On April 6, three teams of TCNJ student entrepreneurs will square off in the finals of the Mayo Business Plan Competition. The goal is to convince a panel of judges that their idea is the Next Big Thing, and the stakes have never been higher. The prize pot has grown to $50,000, making it the richest among New Jersey business schools.
“The Mayo Business Plan Competition has had a campus-wide impact, attracting students from diverse disciplines,” said William Keep, dean of the TCNJ School of Business. “The size of the prize is an incentive and adds to excitement.

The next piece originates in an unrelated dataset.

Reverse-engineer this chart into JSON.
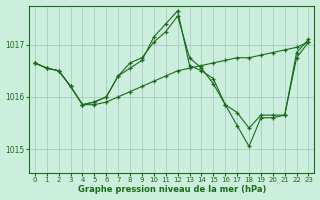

We’re grateful to Professor Herbert B. Mayo for establishing and supporting the Mayo Business Plan Competition and Eric Szabo ’97 for his generous support.”
The competition, which is open to the public, will be held Wednesday, April 6 at 5 p.m. in the Library Auditorium.
For more on the competition, visit: business.tcnj.edu/events/2016-mbpc.
Meet the Finalists
Elementary Robotics is a non-profit organization that has a mission of inspiring elementary students to help them realize their potential. Elementary students participate in the team’s after school robotics program by learning how to build and program their very own robot to compete against others.
Dominic Edward Clark ’19 (Management – Sewell, NJ)
Skyler Maxwell ’19 (Electrical Engineering – Toms River, NJ)
Megha Rathi ’19 (Business Open Options – Wayne, NJ)
Sarah Sleiman ’19 (Business Open Options – North Brunswick, NJ).
Lions’ Laundry is a laundry pickup/delivery service geared towards college students. Laundry would be picked up at a student’s room and returned washed, dried, and folded in their personalized laundry bags. The business will function as a laundry brokerage service, partnering with Hamilton Washery and another local Laundromat to handle the wash and fold operations.
Greg Donohue ’17 (Finance – Manalapan, NJ)
Andrew Goodman ’17 (Economics – West Caldwell, NJ)
Peter Heltzel ’17 (Finance – Ewing, NJ).
Solar Divide is a solar energy technology company. Their product is a retrofitting solar energy device, which turns wasted heat energy on solar farms into electricity. Solar Divide envisions a future for solar energy where the solar spectrum is divided into regions, each of which can be used for a different solar energy application.
Cody Combs ’16 (Physics – Absecon, NJ)
Nicolas Freschi ’16 (Philosophy, Physics – Verona, NJ).